美国康奈尔大学Chen, Peng团队报道了单一合成聚合物的光学测序。相关研究成果于2023年11月9日发表在《自然—化学》。

合成聚合物的微观序列在聚合物性能中起着至关重要的作用，但通常是未知的，传统测量无法获得。

该文中，研究人员报道了在活性聚合条件下单个合成共聚物链的实时光学测序。通过使用CREAS（超分辨率成像的耦合反应方法）以单体分辨率对单催化剂的聚合物生长进行多色成像来实现这一点。CREATS使反应有效地产生荧光，使单分子定位显微镜能够在更高的反应物浓度下观察化学反应。研究数据表明，表面接枝聚合的链传播动力学包含具有定义的记忆时间（可归因于相邻单体相互作用）和链长依赖性（由于表面静电效应）的时间波动。

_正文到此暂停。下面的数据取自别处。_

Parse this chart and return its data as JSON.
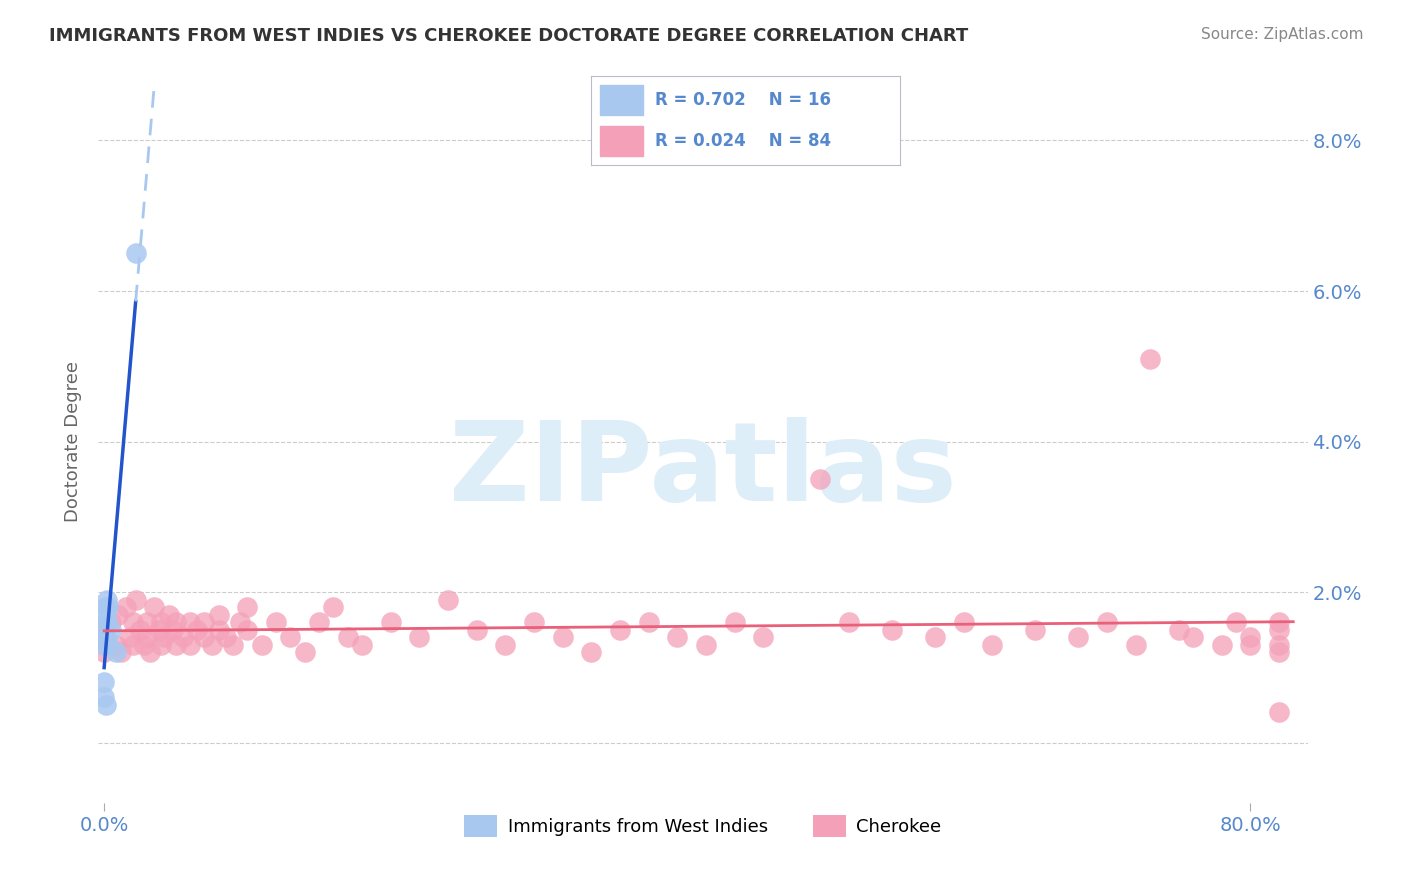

此外，单个共聚物的微观序列揭示了它们形成嵌段共聚物的趋势，更重要的是，量化了单个嵌段的尺寸分布，以与理论上无规共聚物进行比较。这种测序能力为合成聚合物的单链级结构-功能相关性研究铺平了道路。合成聚合物的序列通常是不均匀的，并决定了它们的许多物理化学性质，但很难确定。现在，一种称为CREAS（超分辨率成像的耦合反应方法）的成像方法可以在（共）聚合过程中计数、定位和识别单个聚合物链的每个单体。

附：英文原文

Title: Optical sequencing of single synthetic polymers

Author: Ye, Rong, Sun, Xiangcheng, Mao, Xianwen, Alfonso, Felix S., Baral, Susil, Liu, Chunming, Coates, Geoffrey W., Chen, Peng

Issue&Volume: 2023-11-09

Abstract: Microscopic sequences of synthetic polymers play crucial roles in the polymer properties, but are generally unknown and inaccessible to traditional measurements. Here we report real-time optical sequencing of single synthetic copolymer chains under living polymerization conditions. We achieve this by carrying out multi-colour imaging of polymer growth by single catalysts at single-monomer resolution using CREATS (coupled reaction approach toward super-resolution imaging). CREATS makes a reaction effectively fluorogenic, enabling single-molecule localization microscopy of chemical reactions at higher reactant concentrations. Our data demonstrate that the chain propagation kinetics of surface-grafted polymerization contains temporal fluctuations with a defined memory time (which can be attributed to neighbouring monomer interactions) and chain-length dependence (due to surface electrostatic effects). Furthermore, the microscopic sequences of individual copolymers reveal their tendency to form block copolymers, and, more importantly, quantify the size distribution of individual blocks for comparison with theoretically random copolymers. Such sequencing capability paves the way for single-chain-level structure–function correlation studies of synthetic polymers. Sequences of synthetic polymers are generally heterogeneous and dictate many of their physiochemical properties, but are challenging to determine. Now an imaging method, termed CREATS (coupled reaction approach toward super-resolution imaging), can count, localize and identify each monomer of single polymer chains during (co)polymerization.

DOI: 10.1038/s41557-023-01363-2

Source: https://www.nature.com/articles/s41557-023-01363-2